Consumer confidence and its impact on Aspen Group demand

– There is a high probability of declining consumer confidence, given – high inflammation rate, rise of gig economy, lower job stability, increasing cost of living, higher interest rates, and aging demography. All the factors contribute to people saving higher rate of their income, resulting in lower consumer demand in Schools industry and other sectors.

Environmental challenges

– Aspen Group needs to have a robust strategy against the disruptions arising from climate change and energy requirements. EU has identified it as key priority area and spending 30% of its 880 billion Euros European post Covid-19 recovery funds on green technology. Aspen Group can take advantage of this fund but it will also bring new competitors in the Schools industry.

Barriers of entry lowering

– As technology is more democratized, the barriers to entry to Schools industry are lowering. It can presents Aspen Group with greater competitive threats in the near to medium future. Secondly it will also put downward pressure on pricing throughout the Schools sector.

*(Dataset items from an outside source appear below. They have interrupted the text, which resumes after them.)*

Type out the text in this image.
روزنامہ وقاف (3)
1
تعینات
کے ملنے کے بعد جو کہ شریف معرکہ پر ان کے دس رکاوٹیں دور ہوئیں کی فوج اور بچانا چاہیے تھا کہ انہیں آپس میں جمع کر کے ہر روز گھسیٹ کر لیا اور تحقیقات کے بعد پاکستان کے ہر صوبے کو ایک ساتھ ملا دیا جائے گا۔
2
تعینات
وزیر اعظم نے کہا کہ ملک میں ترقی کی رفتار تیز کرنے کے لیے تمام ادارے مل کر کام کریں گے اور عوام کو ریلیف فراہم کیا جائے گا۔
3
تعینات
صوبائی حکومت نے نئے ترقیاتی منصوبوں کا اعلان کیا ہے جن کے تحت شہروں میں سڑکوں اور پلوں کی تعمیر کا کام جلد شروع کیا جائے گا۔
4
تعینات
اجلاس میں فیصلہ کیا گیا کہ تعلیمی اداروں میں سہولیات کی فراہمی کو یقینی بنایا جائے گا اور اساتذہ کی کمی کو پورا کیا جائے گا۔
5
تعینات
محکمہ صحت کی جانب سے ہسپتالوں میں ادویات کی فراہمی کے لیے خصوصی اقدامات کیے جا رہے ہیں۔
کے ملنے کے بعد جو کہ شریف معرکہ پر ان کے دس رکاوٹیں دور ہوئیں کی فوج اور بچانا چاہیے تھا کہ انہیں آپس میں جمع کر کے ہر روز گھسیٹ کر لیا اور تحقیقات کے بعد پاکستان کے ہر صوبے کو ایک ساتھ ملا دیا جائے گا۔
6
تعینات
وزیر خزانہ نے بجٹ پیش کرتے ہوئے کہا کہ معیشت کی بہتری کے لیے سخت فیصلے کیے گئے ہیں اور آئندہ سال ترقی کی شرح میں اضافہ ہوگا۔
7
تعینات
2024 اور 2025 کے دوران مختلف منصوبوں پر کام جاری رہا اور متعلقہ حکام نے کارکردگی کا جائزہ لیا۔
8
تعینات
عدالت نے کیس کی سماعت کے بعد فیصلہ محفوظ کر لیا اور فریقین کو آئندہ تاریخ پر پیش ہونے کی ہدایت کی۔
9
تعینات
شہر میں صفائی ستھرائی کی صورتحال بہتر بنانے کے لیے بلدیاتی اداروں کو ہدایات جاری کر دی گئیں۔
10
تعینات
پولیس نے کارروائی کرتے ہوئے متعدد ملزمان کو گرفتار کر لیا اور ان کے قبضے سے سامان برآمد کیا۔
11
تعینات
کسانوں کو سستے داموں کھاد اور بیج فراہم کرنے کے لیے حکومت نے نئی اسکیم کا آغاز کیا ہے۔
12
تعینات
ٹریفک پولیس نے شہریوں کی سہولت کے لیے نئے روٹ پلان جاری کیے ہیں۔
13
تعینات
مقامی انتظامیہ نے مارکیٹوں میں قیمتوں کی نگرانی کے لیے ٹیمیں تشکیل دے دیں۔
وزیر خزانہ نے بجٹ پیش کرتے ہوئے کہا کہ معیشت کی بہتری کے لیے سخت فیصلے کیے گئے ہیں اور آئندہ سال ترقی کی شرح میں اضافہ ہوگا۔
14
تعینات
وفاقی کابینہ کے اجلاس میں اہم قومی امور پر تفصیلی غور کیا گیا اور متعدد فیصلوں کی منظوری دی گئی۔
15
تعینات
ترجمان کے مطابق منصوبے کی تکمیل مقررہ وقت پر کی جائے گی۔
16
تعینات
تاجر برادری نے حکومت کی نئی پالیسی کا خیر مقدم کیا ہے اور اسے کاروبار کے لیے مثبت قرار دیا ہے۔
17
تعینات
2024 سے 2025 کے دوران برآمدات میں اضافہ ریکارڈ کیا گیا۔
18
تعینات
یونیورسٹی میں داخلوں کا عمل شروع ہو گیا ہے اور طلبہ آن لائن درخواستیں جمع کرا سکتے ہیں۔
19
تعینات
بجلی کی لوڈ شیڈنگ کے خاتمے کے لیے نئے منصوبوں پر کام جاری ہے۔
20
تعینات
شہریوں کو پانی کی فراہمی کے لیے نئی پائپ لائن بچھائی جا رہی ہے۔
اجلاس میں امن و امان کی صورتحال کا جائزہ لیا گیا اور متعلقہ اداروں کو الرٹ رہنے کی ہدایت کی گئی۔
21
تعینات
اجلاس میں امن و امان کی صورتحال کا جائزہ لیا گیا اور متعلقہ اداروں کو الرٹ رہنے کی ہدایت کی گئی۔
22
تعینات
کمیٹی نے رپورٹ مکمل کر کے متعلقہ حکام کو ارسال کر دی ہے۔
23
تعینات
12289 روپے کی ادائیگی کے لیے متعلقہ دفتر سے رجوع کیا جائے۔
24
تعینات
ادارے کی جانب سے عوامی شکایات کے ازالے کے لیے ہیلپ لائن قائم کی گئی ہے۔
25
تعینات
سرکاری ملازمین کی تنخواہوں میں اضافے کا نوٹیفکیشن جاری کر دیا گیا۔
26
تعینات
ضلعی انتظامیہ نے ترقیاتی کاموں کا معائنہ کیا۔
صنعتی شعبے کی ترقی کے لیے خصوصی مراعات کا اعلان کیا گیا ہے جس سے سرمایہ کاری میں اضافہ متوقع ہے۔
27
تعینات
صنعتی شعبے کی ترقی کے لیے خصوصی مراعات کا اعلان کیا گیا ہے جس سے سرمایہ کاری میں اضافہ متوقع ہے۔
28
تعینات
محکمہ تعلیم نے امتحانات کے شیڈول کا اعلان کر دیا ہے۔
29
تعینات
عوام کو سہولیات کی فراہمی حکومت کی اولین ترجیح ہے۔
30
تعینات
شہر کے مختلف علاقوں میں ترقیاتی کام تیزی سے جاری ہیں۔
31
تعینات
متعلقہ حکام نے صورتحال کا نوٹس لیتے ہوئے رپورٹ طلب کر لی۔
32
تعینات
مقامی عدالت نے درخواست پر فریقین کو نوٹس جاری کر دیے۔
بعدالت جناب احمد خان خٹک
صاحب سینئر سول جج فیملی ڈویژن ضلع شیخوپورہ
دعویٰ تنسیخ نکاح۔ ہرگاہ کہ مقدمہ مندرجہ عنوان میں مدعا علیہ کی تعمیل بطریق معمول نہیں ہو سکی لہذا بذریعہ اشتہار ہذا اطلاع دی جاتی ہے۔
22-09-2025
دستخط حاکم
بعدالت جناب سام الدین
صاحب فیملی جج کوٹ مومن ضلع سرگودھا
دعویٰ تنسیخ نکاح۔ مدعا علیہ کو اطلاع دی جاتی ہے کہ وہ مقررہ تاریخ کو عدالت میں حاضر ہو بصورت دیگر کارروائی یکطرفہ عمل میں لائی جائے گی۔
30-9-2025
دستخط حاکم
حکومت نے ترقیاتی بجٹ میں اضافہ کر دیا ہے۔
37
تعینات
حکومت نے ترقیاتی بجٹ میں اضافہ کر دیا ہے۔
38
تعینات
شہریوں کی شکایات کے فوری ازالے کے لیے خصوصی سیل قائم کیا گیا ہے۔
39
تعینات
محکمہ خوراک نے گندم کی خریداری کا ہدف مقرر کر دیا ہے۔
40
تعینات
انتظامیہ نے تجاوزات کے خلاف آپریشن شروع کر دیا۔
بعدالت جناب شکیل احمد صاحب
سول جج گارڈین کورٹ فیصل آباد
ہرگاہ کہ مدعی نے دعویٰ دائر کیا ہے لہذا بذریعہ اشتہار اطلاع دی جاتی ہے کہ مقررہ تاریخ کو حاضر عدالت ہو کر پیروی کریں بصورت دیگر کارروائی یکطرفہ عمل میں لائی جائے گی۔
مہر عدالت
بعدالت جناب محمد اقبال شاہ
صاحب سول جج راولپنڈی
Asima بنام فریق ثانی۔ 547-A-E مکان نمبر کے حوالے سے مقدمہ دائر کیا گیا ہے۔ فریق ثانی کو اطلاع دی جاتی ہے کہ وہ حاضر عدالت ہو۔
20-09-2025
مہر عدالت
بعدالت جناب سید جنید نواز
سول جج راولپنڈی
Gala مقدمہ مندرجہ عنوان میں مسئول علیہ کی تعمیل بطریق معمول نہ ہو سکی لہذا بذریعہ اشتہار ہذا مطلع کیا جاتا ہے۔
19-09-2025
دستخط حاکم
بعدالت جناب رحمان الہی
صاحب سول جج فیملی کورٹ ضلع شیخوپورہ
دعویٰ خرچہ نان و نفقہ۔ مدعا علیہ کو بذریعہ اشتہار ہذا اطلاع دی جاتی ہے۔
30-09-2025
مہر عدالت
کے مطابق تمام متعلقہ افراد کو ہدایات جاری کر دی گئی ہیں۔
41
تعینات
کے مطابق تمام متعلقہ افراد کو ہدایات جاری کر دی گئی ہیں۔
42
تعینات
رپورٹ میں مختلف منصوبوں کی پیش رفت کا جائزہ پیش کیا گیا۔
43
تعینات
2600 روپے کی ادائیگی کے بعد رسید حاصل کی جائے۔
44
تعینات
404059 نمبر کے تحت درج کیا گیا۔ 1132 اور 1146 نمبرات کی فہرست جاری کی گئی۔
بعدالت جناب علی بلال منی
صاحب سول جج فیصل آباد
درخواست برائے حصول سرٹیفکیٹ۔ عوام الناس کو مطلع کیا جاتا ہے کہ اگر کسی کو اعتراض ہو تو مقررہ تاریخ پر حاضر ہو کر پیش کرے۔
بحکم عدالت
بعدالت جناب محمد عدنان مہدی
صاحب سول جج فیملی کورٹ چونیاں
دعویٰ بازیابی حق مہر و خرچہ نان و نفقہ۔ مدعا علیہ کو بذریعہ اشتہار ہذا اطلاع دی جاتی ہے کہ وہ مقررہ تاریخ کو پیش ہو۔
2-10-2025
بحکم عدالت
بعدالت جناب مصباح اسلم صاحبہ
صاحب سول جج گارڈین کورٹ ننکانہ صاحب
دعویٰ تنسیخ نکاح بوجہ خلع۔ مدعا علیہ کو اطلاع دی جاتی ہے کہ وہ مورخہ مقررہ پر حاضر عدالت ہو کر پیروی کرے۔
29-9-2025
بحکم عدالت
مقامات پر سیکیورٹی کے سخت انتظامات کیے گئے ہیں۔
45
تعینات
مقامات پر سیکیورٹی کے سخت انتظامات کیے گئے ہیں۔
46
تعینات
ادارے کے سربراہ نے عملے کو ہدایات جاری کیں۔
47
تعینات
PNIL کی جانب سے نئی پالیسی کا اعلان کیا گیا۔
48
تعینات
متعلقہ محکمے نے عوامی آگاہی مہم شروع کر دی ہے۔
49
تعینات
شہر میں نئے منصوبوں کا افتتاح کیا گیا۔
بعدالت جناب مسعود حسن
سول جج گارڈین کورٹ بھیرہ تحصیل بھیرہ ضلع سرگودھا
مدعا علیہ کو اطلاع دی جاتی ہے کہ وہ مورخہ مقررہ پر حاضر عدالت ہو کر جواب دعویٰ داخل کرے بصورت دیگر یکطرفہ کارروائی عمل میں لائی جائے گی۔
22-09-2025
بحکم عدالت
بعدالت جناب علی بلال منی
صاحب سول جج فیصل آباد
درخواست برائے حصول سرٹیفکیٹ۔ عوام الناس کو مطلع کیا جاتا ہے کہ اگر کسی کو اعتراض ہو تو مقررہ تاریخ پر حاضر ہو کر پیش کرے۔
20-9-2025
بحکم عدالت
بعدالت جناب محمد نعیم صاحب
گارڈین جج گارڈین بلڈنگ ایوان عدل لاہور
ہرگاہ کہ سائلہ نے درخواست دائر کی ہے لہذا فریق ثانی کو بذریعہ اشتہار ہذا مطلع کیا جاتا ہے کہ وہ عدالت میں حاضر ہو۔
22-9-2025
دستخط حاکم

Technology acceleration in Forth Industrial Revolution

– Aspen Group has witnessed rapid integration of technology during Covid-19 in the Schools industry. As one of the leading players in the industry, Aspen Group needs to keep up with the evolution of technology in the Schools sector. According to Mckinsey study top managers believe that the adoption of technology in operations, communications is 20-25 times faster than what they planned in the beginning of 2019.




Weighted SWOT Analysis of Aspen Group Template, Example


Not all factors mentioned under the Strengths, Weakness, Opportunities, and Threats quadrants in the SWOT Analysis are equal. Managers at Aspen Group needs to zero down on the relative importance of each factor mentioned in the Strengths, Weakness, Opportunities, and Threats quadrants. We can provide the relative importance to each factor by assigning relative weights. Weighted SWOT analysis process is a three stage process –

First stage for doing weighted SWOT analysis of Aspen Group is to rank the strengths and weaknesses of the organization. This will help you to assess the most important strengths and weaknesses of the firm and which one of the strengths and weaknesses mentioned in the initial lists are marginal and can be left out.

Second stage for conducting weighted SWOT analysis of Aspen Group is to give probabilities to the external strategic factors thus better understanding the opportunities and threats arising out of macro environment changes and developments.

Third stage of constructing weighted SWOT analysis of Aspen Group to provide strategic recommendations includes – joining likelihood of external strategic factors such as opportunities and threats to the internal strategic factors – strengths and weaknesses. You should start with external factors as they will provide the direction of the overall industry. Secondly by joining probabilities with internal strategic factors can help the company not only strategic fit but also the most probably strategic trade-off that Aspen Group needs to make to build a sustainable competitive advantage.